Wir sind doch alle schon mal von Partner:innen verarscht worden, fühlten uns glücklich bis zum Mond und sind auf der anderen Seite vor Schmerz fast verglüht. Es stellen sich immer wieder Fragen wie: Soll ich, kann ich mich (nochmal) binden oder lass' ich es einfach? Und was ist dann die Alternative?
Wir Menschen sind erst einmal Herdentiere. Wären wir nicht so, wäre der Mensch längst ausgestorben. Es ist vielleicht wichtig zu sagen, dass nicht jeder Single unglücklich ist. Allein zu sein, heißt nicht gleichzeitig, sich einsam zu fühlen. Aber viele spüren diese Einsamkeit.

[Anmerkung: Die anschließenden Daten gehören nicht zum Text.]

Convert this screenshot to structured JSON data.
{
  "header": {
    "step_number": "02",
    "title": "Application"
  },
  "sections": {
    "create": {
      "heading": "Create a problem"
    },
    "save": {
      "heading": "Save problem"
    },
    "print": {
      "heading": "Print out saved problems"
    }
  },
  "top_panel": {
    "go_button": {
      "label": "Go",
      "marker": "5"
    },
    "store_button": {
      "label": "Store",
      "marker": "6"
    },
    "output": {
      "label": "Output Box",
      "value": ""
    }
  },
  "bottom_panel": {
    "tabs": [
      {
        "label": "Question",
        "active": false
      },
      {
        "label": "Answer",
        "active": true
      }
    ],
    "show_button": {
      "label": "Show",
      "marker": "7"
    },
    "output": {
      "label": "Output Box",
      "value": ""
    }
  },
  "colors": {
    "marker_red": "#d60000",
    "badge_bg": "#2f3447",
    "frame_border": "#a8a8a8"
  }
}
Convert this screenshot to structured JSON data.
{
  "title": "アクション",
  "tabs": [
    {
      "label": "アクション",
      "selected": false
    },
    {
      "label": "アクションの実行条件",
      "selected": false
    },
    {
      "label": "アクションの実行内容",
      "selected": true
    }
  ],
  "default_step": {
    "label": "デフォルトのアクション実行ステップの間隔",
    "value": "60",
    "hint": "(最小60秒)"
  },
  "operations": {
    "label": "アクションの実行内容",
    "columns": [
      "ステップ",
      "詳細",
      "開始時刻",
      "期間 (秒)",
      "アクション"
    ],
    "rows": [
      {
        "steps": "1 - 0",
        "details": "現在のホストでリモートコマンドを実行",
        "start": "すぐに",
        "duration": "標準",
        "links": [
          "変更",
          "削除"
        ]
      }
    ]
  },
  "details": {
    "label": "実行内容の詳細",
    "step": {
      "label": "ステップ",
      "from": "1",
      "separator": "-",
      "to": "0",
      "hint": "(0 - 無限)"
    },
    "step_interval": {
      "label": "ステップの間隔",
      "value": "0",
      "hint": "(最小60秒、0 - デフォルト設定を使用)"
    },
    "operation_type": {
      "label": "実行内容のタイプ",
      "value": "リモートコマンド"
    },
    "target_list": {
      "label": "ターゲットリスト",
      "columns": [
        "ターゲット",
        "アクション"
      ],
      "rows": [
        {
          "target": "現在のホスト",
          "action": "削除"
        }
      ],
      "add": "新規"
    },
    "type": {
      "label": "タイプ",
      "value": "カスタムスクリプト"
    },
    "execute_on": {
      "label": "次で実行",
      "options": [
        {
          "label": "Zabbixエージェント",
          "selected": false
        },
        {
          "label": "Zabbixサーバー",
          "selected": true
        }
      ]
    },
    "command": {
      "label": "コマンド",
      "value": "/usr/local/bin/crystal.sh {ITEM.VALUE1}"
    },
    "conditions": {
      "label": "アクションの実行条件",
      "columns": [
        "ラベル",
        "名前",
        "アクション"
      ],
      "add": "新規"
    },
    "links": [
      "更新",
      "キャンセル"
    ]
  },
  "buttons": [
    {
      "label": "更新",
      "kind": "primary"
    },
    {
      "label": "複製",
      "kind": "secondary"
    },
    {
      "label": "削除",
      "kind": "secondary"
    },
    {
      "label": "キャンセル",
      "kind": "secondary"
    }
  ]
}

Und sie spüren auch, dass sie die innere Einsamkeit verändert – nicht unbedingt auf positive Art und Weise.
Das Bundesinstitut für Bevölkerungsforschung (BiB) hat erforscht, dass jede:r Dritte in Deutschland einsam ist. Somit ist Einsamkeit die vielleicht größte Volkskrankheit in unserem Land. Und Einsamkeit ist das schlimmste Gift für unsere mentale Gesundheit.
Keine guten Nachrichten für unsere Seele!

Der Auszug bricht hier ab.